D. Manuel I, e ainda não é disto que venho falar, foi Senhor do Comércio, da Conquista e da Navegação da Arábia, Pérsia e Índia, o que significa que tinha os cofres bem mais recheados do que agora o ministro Teixeira dos Santos. Talvez nunca tenhamos sido tão ricos, tão imperiais e expansionistas, tudo afagado pelo tempero absolutista (ó, mas iluminado) com que esta coroada cabeça planeou e cumpriu o seu reinado.
Cheguei então onde queria. Em 1514, com pompa e circunstância, com luxo e exotismo, D. Manuel esmagou Roma com a embaixada que enviou ao Papa Leão X. O cortejo de riquezas, de pedras finas e jóias, de tecidos ultrajantemente macios (falam-me de seda lavrada e matizada), de brocados e filigranas, bastaria para que os olhinhos de Leão X brilhassem de muito material alegria. Mas D. Manuel caprichou como nenhum português poderia hoje caprichar. O nobre Tristão da Cunha que dirigia a sumptuosa embaixada – acompanhado por tão ínclitas figuras como Diogo de Pacheco e Garcia de Resende – levava consigo mais esplêndidos e lúdicos presentes. Um cavalo persa montado por um caçador de Ormuz, uma pantera domesticada, o escandaloso multicolorido de papagaios e araras, o indisciplinado equilibrismo de macacos, foram a mais exótica expressão do poder e da riqueza com que D. Manuel quis, manifestando a obediência de fiel servo, cativar o Papa para os fins políticos que tinha em vista, os do reconhecimento das descobertas e conquistas dos territórios que constituíam o império, esse nosso império que, então, com as asas do sol se media.
Terminei? Falta às pérolas e ouro o toque sumptuário: Leão X que era sensível às coisas do mundo (o que Lutero, o austero e seco Lutero, muito lhe censurou) viu o desfile de tanta e rica surpresa como um menino a receber guloseimas. E o momento mais insuportavelmente açucarado teve lugar no fecho da parada, quando surgiu um elefante. Hanno, o elefante branco, foi o modo que o nosso venturoso rei encontrou para cumular de gozo o espírito papal. Hanno, o branco elefante, quando viu o Papa, ajoelhou três vezes e, conta o Padre Manuel Bernardes, logo meteu a tromba num balde de água (de rosas, claro) que um servo ao lado trazia, com ela borrifando, primeiro, o séquito cardinalício e, a seguir, o espaventado povo romano que assistia. Hanno, com as suas guarnições de ouro maciço, tocou o coração venal de Leão X que o conservou como sua mascote. Vitimado por uma angina, morreria, na corte pontifícia a 8 de Junho de 1516.
Ainda hoje, na linguagem popular italiana há um ingrato resquício de tanta gala e ostentação. Chama-se portughese aos borlistas, às pessoas que tentam infiltrar-se sem pagar em espectáculos ou festas e afins. Há quem pense que isso se deve à condição humilde e vagamente manhosa dos portugueses contemporâneos, entre os quais me conto. Mas não. O que aconteceu, em 1514, foi que, deslumbrados pelo espectáculo que lhe oferecêramos, nas festividades que se seguiram, os romanos, quando apareciam os portughese, mesmo sem convite, davam-lhes entrada imediata e gratuita.

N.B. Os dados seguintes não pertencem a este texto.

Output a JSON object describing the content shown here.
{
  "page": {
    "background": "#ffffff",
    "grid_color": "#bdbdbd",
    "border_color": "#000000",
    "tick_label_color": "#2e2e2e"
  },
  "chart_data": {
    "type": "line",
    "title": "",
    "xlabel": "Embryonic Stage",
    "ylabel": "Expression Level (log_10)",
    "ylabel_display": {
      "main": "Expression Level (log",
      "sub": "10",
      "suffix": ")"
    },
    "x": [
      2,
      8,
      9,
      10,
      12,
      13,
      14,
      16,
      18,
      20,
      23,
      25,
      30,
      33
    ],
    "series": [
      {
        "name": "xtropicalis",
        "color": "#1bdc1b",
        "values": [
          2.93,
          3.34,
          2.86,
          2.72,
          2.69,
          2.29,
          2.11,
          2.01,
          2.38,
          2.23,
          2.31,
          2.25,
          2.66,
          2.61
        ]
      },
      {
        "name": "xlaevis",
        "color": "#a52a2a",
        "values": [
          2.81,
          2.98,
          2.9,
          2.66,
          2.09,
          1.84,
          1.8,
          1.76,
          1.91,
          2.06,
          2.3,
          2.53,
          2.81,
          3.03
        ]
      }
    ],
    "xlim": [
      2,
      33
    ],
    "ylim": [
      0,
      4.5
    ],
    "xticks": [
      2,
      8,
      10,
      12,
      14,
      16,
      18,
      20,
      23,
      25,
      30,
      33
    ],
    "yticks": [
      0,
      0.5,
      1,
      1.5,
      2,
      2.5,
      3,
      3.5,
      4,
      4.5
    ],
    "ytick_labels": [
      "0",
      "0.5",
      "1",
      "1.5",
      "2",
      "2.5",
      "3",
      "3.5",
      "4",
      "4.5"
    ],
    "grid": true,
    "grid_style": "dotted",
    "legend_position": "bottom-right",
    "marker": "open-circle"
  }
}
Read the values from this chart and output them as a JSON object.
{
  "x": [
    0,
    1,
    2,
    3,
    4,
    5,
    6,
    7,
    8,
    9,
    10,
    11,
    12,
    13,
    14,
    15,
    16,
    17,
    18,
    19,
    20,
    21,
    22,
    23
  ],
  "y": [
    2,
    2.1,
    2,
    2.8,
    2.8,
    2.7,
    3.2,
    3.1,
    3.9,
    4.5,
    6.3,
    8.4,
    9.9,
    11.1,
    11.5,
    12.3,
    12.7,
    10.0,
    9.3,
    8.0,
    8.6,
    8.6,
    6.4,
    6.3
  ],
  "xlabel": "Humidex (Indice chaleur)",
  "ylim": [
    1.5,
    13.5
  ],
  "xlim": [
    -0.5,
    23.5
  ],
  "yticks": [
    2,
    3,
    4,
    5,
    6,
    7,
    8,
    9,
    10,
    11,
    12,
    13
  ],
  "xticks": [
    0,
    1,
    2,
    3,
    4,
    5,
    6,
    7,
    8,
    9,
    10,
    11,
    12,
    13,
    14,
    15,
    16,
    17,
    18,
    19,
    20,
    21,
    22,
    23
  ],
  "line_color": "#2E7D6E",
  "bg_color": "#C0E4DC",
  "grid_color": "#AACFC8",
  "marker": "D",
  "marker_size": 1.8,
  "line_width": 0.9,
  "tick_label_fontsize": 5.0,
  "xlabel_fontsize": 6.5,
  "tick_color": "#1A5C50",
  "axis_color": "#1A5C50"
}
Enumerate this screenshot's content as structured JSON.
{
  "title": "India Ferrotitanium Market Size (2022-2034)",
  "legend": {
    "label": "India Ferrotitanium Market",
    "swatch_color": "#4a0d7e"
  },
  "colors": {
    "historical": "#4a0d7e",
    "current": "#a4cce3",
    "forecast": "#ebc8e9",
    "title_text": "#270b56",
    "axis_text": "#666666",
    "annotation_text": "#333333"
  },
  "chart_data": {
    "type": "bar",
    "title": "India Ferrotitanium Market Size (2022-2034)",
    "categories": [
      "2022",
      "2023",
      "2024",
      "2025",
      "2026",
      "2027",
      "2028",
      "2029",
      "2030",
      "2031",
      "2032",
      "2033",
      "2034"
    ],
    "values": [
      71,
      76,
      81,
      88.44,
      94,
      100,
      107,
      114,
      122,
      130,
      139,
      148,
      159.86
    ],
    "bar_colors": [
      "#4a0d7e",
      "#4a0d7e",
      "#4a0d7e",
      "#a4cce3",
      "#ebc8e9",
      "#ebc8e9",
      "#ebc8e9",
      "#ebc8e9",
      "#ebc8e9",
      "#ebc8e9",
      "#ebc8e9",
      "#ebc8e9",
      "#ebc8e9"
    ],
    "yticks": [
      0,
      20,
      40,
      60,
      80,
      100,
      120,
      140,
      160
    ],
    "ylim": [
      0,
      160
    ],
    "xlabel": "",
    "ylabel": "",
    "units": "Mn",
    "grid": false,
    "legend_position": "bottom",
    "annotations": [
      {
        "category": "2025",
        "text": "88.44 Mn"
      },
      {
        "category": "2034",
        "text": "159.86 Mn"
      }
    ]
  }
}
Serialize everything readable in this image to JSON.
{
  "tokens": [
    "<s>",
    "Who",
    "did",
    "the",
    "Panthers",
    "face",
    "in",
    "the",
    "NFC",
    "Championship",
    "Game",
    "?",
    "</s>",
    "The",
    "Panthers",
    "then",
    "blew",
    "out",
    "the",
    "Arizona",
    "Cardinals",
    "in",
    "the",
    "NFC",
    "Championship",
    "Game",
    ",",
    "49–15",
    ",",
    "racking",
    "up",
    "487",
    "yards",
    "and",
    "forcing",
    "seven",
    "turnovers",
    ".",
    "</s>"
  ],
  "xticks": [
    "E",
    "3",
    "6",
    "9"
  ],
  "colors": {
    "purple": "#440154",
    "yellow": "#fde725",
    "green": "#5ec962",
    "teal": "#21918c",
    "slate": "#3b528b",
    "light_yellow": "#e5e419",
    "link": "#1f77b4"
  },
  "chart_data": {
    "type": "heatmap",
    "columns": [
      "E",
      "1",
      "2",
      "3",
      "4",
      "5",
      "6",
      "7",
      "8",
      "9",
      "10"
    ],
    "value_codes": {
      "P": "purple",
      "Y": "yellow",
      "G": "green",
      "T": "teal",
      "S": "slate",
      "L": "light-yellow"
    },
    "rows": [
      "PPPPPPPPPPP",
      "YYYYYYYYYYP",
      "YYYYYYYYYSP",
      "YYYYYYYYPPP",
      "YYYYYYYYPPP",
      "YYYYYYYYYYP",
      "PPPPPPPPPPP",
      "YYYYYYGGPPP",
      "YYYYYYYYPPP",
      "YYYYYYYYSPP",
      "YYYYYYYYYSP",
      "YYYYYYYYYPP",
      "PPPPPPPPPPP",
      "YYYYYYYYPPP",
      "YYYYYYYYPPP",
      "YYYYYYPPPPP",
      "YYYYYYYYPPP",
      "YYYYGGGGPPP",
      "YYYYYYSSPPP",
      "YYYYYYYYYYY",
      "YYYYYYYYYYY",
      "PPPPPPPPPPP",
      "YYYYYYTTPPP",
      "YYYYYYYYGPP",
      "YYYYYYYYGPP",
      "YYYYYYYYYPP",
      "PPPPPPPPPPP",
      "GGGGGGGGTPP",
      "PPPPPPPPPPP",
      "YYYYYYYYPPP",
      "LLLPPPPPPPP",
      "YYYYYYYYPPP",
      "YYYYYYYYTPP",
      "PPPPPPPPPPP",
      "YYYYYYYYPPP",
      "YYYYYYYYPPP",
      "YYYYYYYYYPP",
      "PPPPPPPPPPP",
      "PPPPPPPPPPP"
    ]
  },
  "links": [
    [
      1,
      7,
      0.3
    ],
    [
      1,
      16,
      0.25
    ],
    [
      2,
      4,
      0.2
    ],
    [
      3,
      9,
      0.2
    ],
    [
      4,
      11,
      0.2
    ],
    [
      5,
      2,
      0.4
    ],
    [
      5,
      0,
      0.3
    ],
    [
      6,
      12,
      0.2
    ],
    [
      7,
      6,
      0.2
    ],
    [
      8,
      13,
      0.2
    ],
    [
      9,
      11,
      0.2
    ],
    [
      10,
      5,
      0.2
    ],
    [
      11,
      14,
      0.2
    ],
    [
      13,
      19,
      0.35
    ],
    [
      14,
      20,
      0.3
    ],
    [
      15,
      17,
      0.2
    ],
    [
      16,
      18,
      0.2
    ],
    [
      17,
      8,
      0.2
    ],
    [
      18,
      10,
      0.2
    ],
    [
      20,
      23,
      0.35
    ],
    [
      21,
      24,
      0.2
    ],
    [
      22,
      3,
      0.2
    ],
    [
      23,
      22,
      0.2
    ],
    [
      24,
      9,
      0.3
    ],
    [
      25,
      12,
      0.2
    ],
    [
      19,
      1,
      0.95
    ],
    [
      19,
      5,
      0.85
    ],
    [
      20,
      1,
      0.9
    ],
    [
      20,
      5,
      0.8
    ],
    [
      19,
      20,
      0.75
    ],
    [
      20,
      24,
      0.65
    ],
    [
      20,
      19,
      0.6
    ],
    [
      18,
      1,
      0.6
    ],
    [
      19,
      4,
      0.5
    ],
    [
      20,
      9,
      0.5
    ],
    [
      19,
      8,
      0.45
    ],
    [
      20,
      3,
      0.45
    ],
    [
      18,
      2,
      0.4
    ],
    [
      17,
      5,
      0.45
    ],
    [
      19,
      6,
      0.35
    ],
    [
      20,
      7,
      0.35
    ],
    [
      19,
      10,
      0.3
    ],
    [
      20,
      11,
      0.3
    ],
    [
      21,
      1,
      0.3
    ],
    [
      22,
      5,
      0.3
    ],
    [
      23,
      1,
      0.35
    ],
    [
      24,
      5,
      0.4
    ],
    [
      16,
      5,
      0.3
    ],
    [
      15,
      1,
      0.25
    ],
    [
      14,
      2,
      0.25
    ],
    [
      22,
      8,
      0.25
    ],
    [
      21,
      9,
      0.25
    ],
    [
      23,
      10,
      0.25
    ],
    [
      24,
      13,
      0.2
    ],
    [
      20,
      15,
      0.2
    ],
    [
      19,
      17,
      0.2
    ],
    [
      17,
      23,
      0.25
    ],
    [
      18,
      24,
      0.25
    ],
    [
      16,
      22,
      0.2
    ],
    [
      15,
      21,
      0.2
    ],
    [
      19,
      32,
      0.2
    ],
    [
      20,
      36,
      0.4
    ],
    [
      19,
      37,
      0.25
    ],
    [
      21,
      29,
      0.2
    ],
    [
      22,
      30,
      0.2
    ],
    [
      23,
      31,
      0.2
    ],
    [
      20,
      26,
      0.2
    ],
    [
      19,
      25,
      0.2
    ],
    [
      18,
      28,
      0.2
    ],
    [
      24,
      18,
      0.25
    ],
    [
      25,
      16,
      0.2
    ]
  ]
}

Comentários a “Um elefante para o Papa” (13)

  1. António Eça diz:

    O elefante é giro.
    D. Manuel um trambolho — o pior rei de Portugal.

  2. Manuel S. Fonseca diz:

    Monsieur Antoine, percebo lindamente que gostes do elefante. Mas estranho o peito feito contra o venturoso Manuel. Explica-me lá porquê. Dá-me duas razões para eu te dar três exemplos de boa governação. Digo eu que não assino em listas de bons reis ou de exemplares estadistas e campeonatos quejandos. A sério, estou admirado.

  3. Benedito diz:

    Manuel:porque não foi o homem da Renascença que tinha condições para ser.
    A expulsão dos judeus, a cedência à Inquisição, a primeira razão para que Lisboa seja Portugal e o resto paisagem, o excesso de cordas com que tornou irrisório o gótico em Portugal, o novorriquismo dum rei que não era para ser, a péssima descendência…
    Teve sorte.

    • Manuel S. Fonseca diz:

      António, tinha? Diria que ele foi o mais renascentista que o rei de um país medieval poderia ser. Teve um sonho universal (no que foi acompanhado por genoveses e florentinos, estes por razões centralmente comerciais e desenvolvimentistas) mesmo quando no fundo desse sonho a pulsão era ainda a de cruzado, a conquista de Jerusalem. Mas o sonho cumpriu-o, chegando-se à India. O reino atingiu um patamar de abundância como nunca tivera. Essa abundância usou-a para reformar profundamente: reconstitui elites que D. João II destroçara, reformou os forais municipalizando o país e cortando definitivamente com o país senhorial medievo. A questão é: poderia Manuel ter evitado a expulsão dos judeus. Infelizmente para nós, para a ética política que hoje nos assiste e para a manutenção do património que os judeus representavam, o rei não tinha forma de resistir à pressão dos Reis Católicos e à política de alianças e de casamentos que visava a união ibérica e, nela, a garantia de autonomia do reino de Portugal. Do mesmo modo, na criação da Inquisição: as pressões dos reinos de Castela e Aragão, desde 1478, condicionaram e forçaram à sua implementação nos moldes que nos nossos mais poderosos vizinhos já estavam há mais tempo em funcionamento. E ainda temos de falar dos cristãos-novos e das perseguições de que foram vítimas, que demonstram um “rumor de fundo” rácico-religioso que culpa muito mais os portugueses do que o seu rei.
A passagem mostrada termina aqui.